Second is the operating energy to maintain the building in a comfortable conditioned state. For example, all the heat and light energy used during the life time of the building (which should be more than a hundred years). This amount of energy is very large when added up over all the years.
See section on Environment for what this is doing to the Earth.
Energy efficiency is the number one concern for designing and building an environmentally responsible building. There are several strategies for achieving it. The first is to use a high performance insulation system. This goes a long way to conserve the heat energy already in the building. The second is to use passive solar heating to warm our buildings with sunshine. Burning gas or oil or using electricity consumes non-renewable natural resources.
High performance windows and doors are critical to an energy efficient responsible building.
Construction details and good workmanship are also critical to an energy efficient and durable building.
Below is an introduction on solar water heating for the home -
Over 60% of the average Americans energy use goes to produce heat for their homes, water, and cooking. Fortunately, solar energy is well suited for these uses. Solar water heating systems have been warming water in American homes, schools and businesses for over 100 years. Even in Central Washington, they can supply 90 percent of a family's hot water from May to October, and more than half of what they use throughout the year.
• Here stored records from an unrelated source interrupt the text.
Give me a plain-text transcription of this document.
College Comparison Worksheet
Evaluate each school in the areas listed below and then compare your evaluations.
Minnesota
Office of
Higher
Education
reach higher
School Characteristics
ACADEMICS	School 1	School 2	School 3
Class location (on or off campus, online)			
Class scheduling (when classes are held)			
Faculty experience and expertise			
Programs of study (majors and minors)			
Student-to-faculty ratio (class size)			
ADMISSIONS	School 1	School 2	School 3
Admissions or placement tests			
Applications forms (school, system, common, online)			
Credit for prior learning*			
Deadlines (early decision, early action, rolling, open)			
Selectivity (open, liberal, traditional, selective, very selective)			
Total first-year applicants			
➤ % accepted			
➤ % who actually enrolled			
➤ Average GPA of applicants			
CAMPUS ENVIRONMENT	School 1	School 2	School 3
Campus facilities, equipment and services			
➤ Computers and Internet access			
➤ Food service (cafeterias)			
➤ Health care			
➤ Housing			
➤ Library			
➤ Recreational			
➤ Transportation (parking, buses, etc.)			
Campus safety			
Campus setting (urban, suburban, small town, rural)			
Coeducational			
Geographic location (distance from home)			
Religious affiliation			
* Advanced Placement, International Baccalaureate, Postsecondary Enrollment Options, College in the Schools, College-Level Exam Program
Solar thermal collectors concentrate radiant heat from the sun and transfer it to a fluid. Solar thermal collectors are divided into two categories for residential use:
- Low temperature collectors provide low grade heat, less than 110 Fahrenheit, through either metallic or nonmetallic absorbers for applications such as swimming pool heating and low grade water and space heating.
- Medium temperature collectors provide medium to high grade heat (greater than 110 Fahrenheit, usually 140 to 180 Fahrenheit), either through glazed flat plate collectors using air or liquid as the heat transfer medium or through concentrator collectors that concentrate the heat to levels greater than "one sun." These include evacuated tube collectors, and are most commonly used for residential hot water heating
Domestic Hot Water They come in a variety of styles but all of them collect heat in some liquid, usually water or water mixed with an anti-freeze, that runs through pipes in a box with glass on the front. The box helps keep temperatures inside around the pipes higher so more heat transfers to the liquid. The hot liquid gives its heat to another loop of pipes through a heat exchanger and this new loop is used for home hot water use or heating the space with a radiator.